Some old signs are coming down and new signs are going up across Clarksville and Montgomery County as part of a local wayfinding signage update designed to help residents and visitors find local attractions and points of interest. 

The signage project is a partnership between the City of Clarksville, Visit Clarksville (the Clarksville-Montgomery County Convention and Visitors Bureau) and Austin Peay State University.  

The total project funding is $300,000, with $75,000 coming from a Tourism Enhancement Grant presented to the City by the Tennessee Department of Tourist Development; a $75,000 match from the City; $125,000 from Visit Clarksville; and $25,000 from APSU.

The project will help motorists and support tourism efforts by updating approximately 75 welcome, directional and site identification signs throughout the community. 

“The goal of the wayfinding project is to make the signs more cohesive and uniform, and to provide a much-needed upgrade of signs that have worn out,” Mayor Joe Pitts said. 
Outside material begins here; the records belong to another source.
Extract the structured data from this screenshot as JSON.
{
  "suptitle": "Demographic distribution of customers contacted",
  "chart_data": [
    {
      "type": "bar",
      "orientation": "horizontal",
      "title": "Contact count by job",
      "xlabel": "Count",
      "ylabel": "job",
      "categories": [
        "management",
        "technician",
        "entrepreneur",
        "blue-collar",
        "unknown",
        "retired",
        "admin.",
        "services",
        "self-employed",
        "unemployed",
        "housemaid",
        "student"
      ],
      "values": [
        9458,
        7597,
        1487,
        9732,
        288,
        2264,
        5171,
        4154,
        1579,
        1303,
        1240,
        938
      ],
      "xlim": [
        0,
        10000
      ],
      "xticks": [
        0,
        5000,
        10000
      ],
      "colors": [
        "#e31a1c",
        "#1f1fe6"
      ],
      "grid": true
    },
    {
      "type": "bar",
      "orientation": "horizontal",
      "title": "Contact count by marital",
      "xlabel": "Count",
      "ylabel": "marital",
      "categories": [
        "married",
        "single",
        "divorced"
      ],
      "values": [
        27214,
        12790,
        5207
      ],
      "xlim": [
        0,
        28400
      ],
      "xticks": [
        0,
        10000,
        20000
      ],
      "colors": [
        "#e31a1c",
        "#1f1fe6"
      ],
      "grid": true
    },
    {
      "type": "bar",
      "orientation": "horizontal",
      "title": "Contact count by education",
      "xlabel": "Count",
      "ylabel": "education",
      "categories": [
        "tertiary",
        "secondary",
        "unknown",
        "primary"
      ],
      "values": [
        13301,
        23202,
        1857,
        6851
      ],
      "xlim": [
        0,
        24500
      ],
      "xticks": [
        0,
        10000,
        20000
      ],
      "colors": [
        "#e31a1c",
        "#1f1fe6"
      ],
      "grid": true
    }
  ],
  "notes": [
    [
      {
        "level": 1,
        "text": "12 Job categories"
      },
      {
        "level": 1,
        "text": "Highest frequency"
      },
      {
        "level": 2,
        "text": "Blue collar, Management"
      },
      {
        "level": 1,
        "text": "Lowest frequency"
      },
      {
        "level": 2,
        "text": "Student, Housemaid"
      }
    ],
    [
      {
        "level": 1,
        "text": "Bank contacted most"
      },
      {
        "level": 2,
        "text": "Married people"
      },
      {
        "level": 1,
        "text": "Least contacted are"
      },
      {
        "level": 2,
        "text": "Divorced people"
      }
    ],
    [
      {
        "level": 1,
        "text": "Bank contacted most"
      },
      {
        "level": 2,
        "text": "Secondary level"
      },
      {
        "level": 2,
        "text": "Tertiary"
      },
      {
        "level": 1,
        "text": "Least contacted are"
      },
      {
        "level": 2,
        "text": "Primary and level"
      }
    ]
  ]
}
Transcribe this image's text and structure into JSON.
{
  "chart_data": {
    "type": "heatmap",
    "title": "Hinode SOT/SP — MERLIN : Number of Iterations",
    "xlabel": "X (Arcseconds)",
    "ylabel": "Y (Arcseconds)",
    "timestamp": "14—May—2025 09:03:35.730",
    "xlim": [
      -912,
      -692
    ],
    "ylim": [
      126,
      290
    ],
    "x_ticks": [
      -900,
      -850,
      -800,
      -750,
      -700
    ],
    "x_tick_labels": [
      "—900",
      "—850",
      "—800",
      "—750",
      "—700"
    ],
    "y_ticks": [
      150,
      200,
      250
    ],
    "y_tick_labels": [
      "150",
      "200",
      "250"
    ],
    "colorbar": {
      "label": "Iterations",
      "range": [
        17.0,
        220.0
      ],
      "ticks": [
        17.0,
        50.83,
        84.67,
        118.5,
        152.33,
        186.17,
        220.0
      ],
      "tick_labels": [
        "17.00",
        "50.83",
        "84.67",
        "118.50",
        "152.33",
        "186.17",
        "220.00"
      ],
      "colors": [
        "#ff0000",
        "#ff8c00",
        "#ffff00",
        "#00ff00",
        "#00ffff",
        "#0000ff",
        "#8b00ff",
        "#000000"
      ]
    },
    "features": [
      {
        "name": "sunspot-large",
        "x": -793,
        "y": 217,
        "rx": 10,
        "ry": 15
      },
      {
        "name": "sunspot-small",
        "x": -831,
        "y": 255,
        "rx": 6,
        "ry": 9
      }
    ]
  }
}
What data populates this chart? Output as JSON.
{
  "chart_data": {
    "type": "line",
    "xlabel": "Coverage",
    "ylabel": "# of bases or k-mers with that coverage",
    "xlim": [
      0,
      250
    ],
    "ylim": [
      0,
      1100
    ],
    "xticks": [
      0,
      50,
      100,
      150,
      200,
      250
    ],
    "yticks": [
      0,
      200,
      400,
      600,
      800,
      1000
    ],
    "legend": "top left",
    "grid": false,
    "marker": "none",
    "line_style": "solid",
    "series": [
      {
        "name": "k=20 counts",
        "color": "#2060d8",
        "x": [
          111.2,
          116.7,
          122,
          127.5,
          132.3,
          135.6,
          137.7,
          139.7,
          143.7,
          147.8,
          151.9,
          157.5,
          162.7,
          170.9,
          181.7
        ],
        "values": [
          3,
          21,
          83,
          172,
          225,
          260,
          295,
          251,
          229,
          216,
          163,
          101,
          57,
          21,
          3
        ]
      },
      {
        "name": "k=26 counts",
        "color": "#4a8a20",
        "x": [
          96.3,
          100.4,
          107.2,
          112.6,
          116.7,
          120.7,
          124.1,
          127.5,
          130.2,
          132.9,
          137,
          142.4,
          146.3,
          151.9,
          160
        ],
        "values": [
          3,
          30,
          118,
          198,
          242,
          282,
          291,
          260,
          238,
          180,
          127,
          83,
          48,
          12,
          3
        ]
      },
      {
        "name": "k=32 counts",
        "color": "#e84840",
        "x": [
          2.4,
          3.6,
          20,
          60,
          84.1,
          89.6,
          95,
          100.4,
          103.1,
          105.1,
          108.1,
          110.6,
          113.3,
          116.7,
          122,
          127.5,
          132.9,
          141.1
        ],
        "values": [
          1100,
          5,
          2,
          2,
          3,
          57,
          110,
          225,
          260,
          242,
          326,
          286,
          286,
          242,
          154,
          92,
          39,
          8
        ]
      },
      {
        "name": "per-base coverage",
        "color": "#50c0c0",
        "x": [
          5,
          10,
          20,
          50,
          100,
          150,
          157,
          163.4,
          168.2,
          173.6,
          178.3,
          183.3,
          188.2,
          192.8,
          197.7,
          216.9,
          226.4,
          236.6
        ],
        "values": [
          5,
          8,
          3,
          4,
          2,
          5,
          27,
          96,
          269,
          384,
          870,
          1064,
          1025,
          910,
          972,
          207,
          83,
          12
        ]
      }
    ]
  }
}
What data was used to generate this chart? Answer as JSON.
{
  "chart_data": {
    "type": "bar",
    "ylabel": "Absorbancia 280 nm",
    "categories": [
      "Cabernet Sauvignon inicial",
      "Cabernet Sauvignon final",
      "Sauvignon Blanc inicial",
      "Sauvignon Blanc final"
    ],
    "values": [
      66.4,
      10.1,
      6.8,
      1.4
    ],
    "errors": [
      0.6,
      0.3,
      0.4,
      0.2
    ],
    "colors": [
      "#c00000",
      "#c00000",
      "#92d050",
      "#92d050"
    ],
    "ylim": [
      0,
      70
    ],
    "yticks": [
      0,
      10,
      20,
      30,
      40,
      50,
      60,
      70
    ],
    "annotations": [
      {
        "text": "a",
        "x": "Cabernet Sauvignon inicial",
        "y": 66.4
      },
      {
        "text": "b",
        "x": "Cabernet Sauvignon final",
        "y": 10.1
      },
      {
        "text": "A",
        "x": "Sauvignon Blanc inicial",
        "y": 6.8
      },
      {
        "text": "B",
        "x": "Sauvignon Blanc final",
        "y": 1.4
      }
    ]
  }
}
The old system of wayfinding signs, some dating back to 1999, was in bad shape, and many signs had been damaged or destroyed. Some had been vandalized, and some had been stolen. Over the years, the collection of signs had become outdated, with several different designs and slogans, ranging from identifying the community as “Tennessee’s Top Spot” to the “Gateway to the New South.” 

The project participants chose to use the Visit Clarksville logo and color scheme to bring unity and consistency to wayfinding signs throughout the City and County.

“This investment in improved signage will help our community connect travelers coming off Interstate 24 with APSU, Fort Campbell and our many attractions. Most of our wayfinding signs were old, tired and out of date, so we are really glad to see this project moving forward,” said Kyle Luther, chair of the Visit Clarksville Board of Directors.

Jarvis Signs, of Madison, Tenn., was awarded the sign contract on a bid of $280,400. The company is removing some signs for reworking and reinstallation, and has begun placing some of the new signs. The project is expected to be completed by the end of the year.